# What does infinity mean in mathematics?

Oct 18, 2016

See explanation...

#### Explanation:

Various concepts of infinity appear in different places in mathematics in different ways.

One of the basic axioms of standard set theory is that there is an infinite set. In some formulations of set theory you would use the set of natural numbers $\mathbb{N}$ as the standard example of an infinite set.

Once you start talking about "the set of Natural numbers", you are effectively talking about "completed infinities". Once you start to entertain that idea, then you may find more than you expected.

An infinite sequence of elements from a set $A$ is a mapping from $\mathbb{N} \to A$. For example, we could define a mapping that for each Natural number $n$ gives us a Real number ${a}_{n}$. We would then have a sequence of Real numbers:

${a}_{1} , {a}_{2} , {a}_{3} , \ldots$

For example, the formula:

${a}_{n} = 3 - \frac{1}{n}$

defines a mapping from $\mathbb{N}$ to $\mathbb{R}$ taking the values:

$2 , \frac{5}{2} , \frac{8}{3} , \frac{11}{4} , \frac{14}{5} , \frac{17}{6} , \ldots$

The terms of this monotonically increasing sequence are all numbers between $2$ and $3$. The limit of the sequence is $3$ which is also known as the least upper bound of the sequence.

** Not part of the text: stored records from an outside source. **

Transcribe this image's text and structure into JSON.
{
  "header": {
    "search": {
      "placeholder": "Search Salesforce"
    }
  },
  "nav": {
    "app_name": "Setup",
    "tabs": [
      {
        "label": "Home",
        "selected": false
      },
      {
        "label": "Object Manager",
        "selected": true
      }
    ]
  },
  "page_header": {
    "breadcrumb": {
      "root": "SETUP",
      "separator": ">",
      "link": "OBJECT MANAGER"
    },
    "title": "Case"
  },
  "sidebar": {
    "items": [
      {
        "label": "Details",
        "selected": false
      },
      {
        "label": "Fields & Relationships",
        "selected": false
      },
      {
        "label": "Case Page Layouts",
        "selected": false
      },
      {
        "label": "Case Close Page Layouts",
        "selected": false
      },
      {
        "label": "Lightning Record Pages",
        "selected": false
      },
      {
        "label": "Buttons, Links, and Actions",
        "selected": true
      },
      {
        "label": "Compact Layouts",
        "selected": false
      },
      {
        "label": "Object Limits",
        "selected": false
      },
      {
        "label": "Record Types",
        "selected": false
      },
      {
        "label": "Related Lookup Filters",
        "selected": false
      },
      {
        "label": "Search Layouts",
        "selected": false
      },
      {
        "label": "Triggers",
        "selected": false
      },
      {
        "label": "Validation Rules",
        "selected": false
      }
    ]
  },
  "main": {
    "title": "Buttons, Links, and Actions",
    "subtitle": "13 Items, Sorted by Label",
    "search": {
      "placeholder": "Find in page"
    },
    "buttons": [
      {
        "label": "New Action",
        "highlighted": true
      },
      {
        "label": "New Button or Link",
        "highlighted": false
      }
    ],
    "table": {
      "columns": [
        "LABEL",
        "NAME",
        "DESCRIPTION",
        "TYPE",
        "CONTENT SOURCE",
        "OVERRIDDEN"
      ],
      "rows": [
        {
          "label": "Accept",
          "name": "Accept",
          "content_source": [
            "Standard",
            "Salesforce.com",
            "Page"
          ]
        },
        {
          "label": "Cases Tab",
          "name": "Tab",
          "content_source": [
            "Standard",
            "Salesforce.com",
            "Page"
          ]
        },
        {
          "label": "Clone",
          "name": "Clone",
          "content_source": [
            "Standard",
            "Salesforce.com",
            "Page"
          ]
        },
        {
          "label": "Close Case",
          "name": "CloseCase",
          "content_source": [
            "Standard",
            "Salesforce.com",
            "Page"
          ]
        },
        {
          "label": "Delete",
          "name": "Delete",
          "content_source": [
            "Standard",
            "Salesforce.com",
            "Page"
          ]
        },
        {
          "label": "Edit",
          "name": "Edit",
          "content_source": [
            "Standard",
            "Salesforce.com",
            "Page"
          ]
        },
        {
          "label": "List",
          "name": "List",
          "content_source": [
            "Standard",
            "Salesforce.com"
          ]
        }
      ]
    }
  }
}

Is it possible to enumerate all of the numbers between (say) $0$ and $1$ in one sequence?

The answer is a fairly definitive "No".

A mathematician called Georg Cantor showed that if you had such a sequence of numbers then you could always construct a number that was not in the list.

This implies that there are infinities larger than the number of Natural numbers.

This subject is much larger than you might think.